After the oil price drop the situation became very clear. In economy the SME sector was shrinking and state presence was expanding. Surely, employment and tax income rates were not increasing. The fact that the majority of country’s cities and regions don't have SMEs as a main tax payer serves as proof. That raises a question: Why do pension funds have to provide financing to the state at very low interests for unclear purposes? If the state wants to borrow money, it has to borrow it under market conditions and by the decision of a managing company. Why loan money to the state if state expenditures are not clear to the public? It is probably more than obvious to eliminate such conflict of interest.

Managing companies must have possibility to act only in the interest of the client, not the state. It means being able to keep savings in a foreign currency , in foreign financial institutes with a high investment rating, to buy S&P500 securities, to buy highly dependable financial instruments with a fixed income. Of course, managing companies should have the possibility of inconspicuous investments into risky instruments. The essence of these possibilities lies in being able to defend various risks while receiving profit.

Let’s look into one example. A 45-year-old male has to undergo a complex surgery to remove a benign tumor. It is a question of life and death. Let’s say he doesn’t have his own resources for the surgery. There is a two months queue in a state clinic. Obligatory medical insurance is only beginning to commence. The only option to pay for the paid surgery is the man’s pension savings. If he has it, why can’t he withdraw a part of his savings to save his own life at the cost of an expensive surgery?
The answer is obvious.
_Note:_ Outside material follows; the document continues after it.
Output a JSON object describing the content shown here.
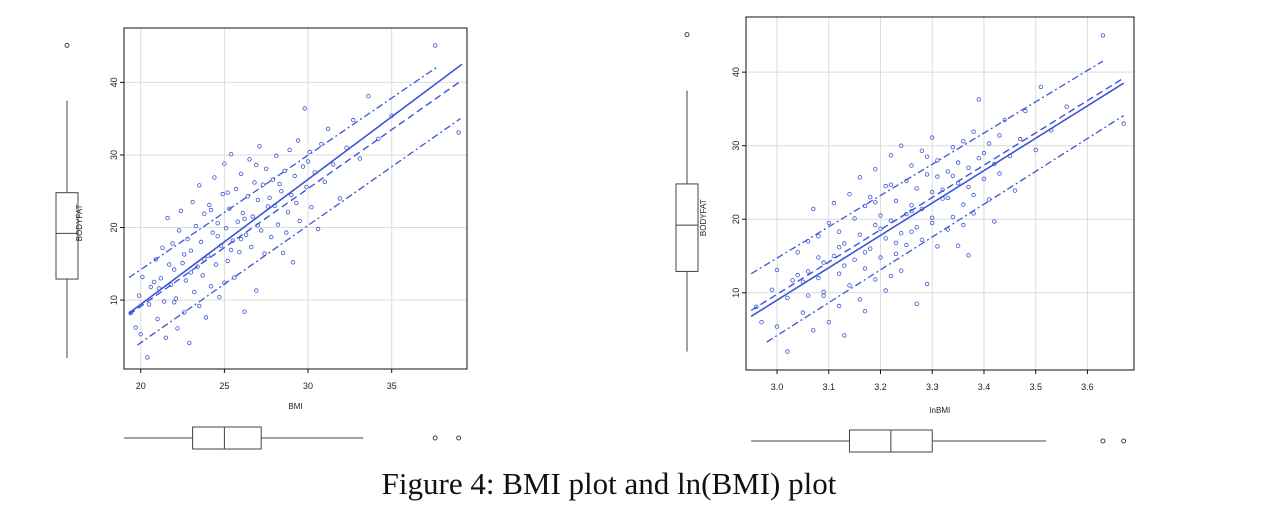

Citizens must have possibility to:
а) partially withdraw their pension savings for vital medical surgeries, which are not covered by obligatory medical insurance;
б) purchase voluntary medical insurance or medical service packages at cost of investment profit for a wider and more universal medical security as an alternative to obligatory medical insurance.
It can be on an annual or biannual basis.
For instance, an employee with a monthly salary of 200 000 tenge in a year received investment profit in the amount of 15 000 tenge of pension deductions and savings. The employee decided to buy additional medical insurance for 15 000 tenge for a period of 6 months.
Pension funds will help to develop our medicine, because funding would be more competitive, which would lead to an increased quality of medical service due to the competition. The employee himself chooses a suitable medical insurance company or a membership service in a private clinic with his own insurance package and service.
What will happen? There will be a competition, the market would choose a more efficient and effective player in the market of medical service.
And in contrast, people would choose those pension assets managing companies that can increase the investment profit to buy a more expensive medical insurance with a greater coverage or service.